I'm looking to replace a Jade Chitwood char-broiler which I'm not very pleased with. I've looked over a 30" MagiKitchen radiant at BigTray. The 6 gas burners are rated 15K btu's for a total of 90K...which seems like plenty of heat and more than adequate heat control. I also like the fact that a slide out under-rack can be used as a salamander. Does anyone have any experience with this unit?...or any other MagiKitchen radiant char-broilers?

Your two cents is appreciated!

cheers~
topchef


----------



## greg (Dec 8, 1999)

I don't have any specific experience with this grill, but judging from the picture, I'd say no. The actual radiants (the v-shaped piece of metal that runs along the top of the burners) on this piece appear to be relatively thin gauge stainless steel.

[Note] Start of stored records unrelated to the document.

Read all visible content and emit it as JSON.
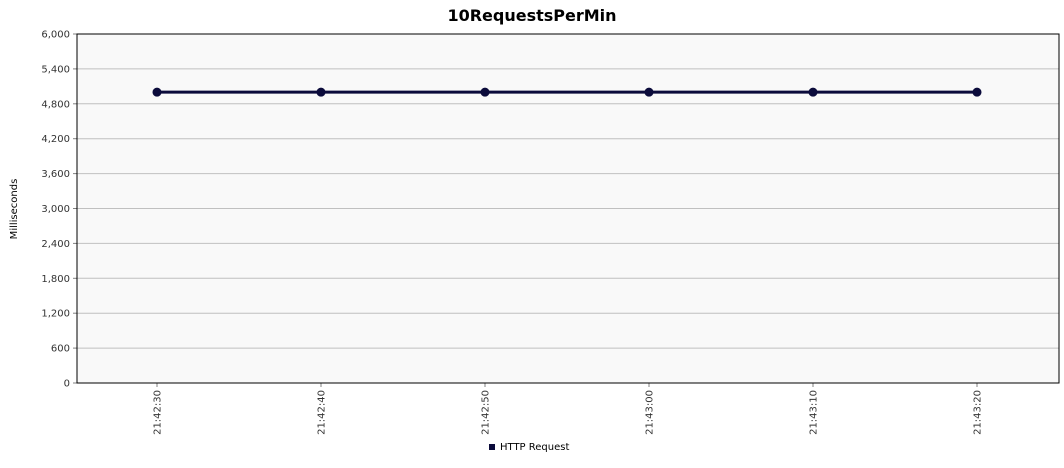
{
  "chart_data": {
    "type": "line",
    "title": "10RequestsPerMin",
    "xlabel": "",
    "ylabel": "Milliseconds",
    "ylim": [
      0,
      6000
    ],
    "yticks": [
      0,
      600,
      1200,
      1800,
      2400,
      3000,
      3600,
      4200,
      4800,
      5400,
      6000
    ],
    "ytick_labels": [
      "0",
      "600",
      "1,200",
      "1,800",
      "2,400",
      "3,000",
      "3,600",
      "4,200",
      "4,800",
      "5,400",
      "6,000"
    ],
    "categories": [
      "21:42:30",
      "21:42:40",
      "21:42:50",
      "21:43:00",
      "21:43:10",
      "21:43:20"
    ],
    "series": [
      {
        "name": "HTTP Request",
        "color": "#0b0b3b",
        "values": [
          5000,
          5000,
          5000,
          5000,
          5000,
          5000
        ]
      }
    ],
    "grid": true,
    "plot_background": "#f9f9f9",
    "grid_color": "#c0c0c0",
    "legend_position": "bottom"
  }
}
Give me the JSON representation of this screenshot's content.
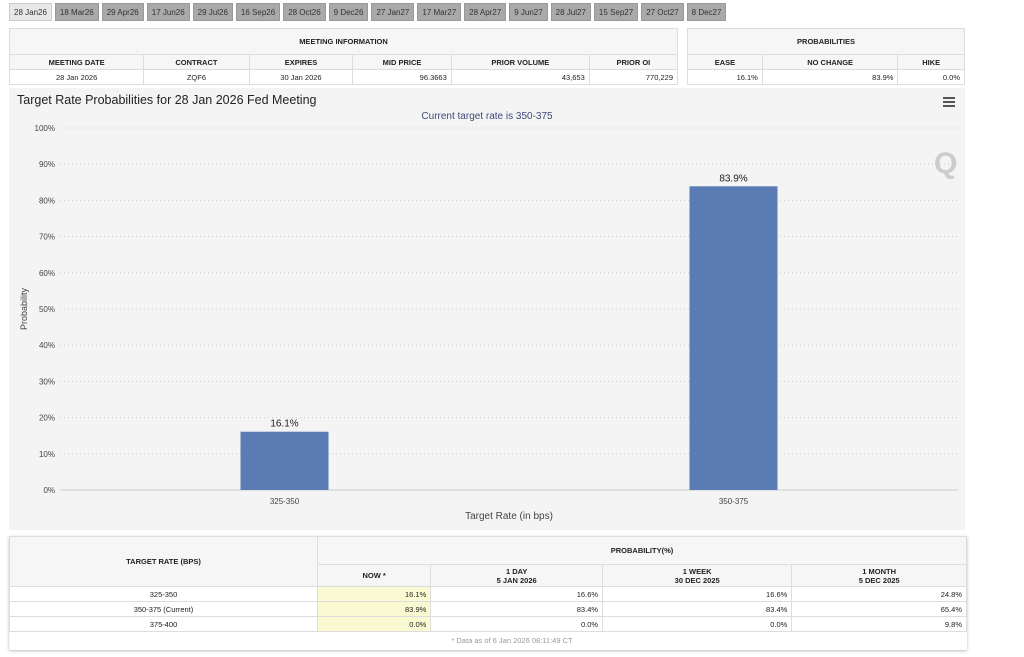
{
  "tabs": [
    "28 Jan26",
    "18 Mar26",
    "29 Apr26",
    "17 Jun26",
    "29 Jul26",
    "16 Sep26",
    "28 Oct26",
    "9 Dec26",
    "27 Jan27",
    "17 Mar27",
    "28 Apr27",
    "9 Jun27",
    "28 Jul27",
    "15 Sep27",
    "27 Oct27",
    "8 Dec27"
  ],
  "meeting": {
    "title": "MEETING INFORMATION",
    "headers": [
      "MEETING DATE",
      "CONTRACT",
      "EXPIRES",
      "MID PRICE",
      "PRIOR VOLUME",
      "PRIOR OI"
    ],
    "values": [
      "28 Jan 2026",
      "ZQF6",
      "30 Jan 2026",
      "96.3663",
      "43,653",
      "770,229"
    ]
  },
  "probabilities": {
    "title": "PROBABILITIES",
    "headers": [
      "EASE",
      "NO CHANGE",
      "HIKE"
    ],
    "values": [
      "16.1%",
      "83.9%",
      "0.0%"
    ]
  },
  "chart_data": {
    "type": "bar",
    "title": "Target Rate Probabilities for 28 Jan 2026 Fed Meeting",
    "subtitle": "Current target rate is 350-375",
    "xlabel": "Target Rate (in bps)",
    "ylabel": "Probability",
    "categories": [
      "325-350",
      "350-375"
    ],
    "values": [
      16.1,
      83.9
    ],
    "data_labels": [
      "16.1%",
      "83.9%"
    ],
    "ylim": [
      0,
      100
    ],
    "yticks": [
      "0%",
      "10%",
      "20%",
      "30%",
      "40%",
      "50%",
      "60%",
      "70%",
      "80%",
      "90%",
      "100%"
    ],
    "color": "#5b7bb5",
    "watermark": "Q"
  },
  "table": {
    "col1": "TARGET RATE (BPS)",
    "group": "PROBABILITY(%)",
    "cols": [
      [
        "NOW *",
        ""
      ],
      [
        "1 DAY",
        "5 JAN 2026"
      ],
      [
        "1 WEEK",
        "30 DEC 2025"
      ],
      [
        "1 MONTH",
        "5 DEC 2025"
      ]
    ],
    "rows": [
      [
        "325-350",
        "16.1%",
        "16.6%",
        "16.6%",
        "24.8%"
      ],
      [
        "350-375 (Current)",
        "83.9%",
        "83.4%",
        "83.4%",
        "65.4%"
      ],
      [
        "375-400",
        "0.0%",
        "0.0%",
        "0.0%",
        "9.8%"
      ]
    ],
    "footnote": "* Data as of 6 Jan 2026 08:11:49 CT"
  }
}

Most grills use cast iron that's about 1/4" thick; even these can warp over time and adversely affect your ability to regulate heat.


----------



## topchef (Jan 25, 2004)

You make a good point. I'll check that out with MagiKitchen tech support tomorrow. I did notice that the unit can be converted from radiant to coal stone...though my experience with lava or ceramic rocks tends to indicate some loss of heat/energy and uneven heat, to some degree.

Anyone have an opinion of coal rock vs radiant grilling?

cheers~topchef


----------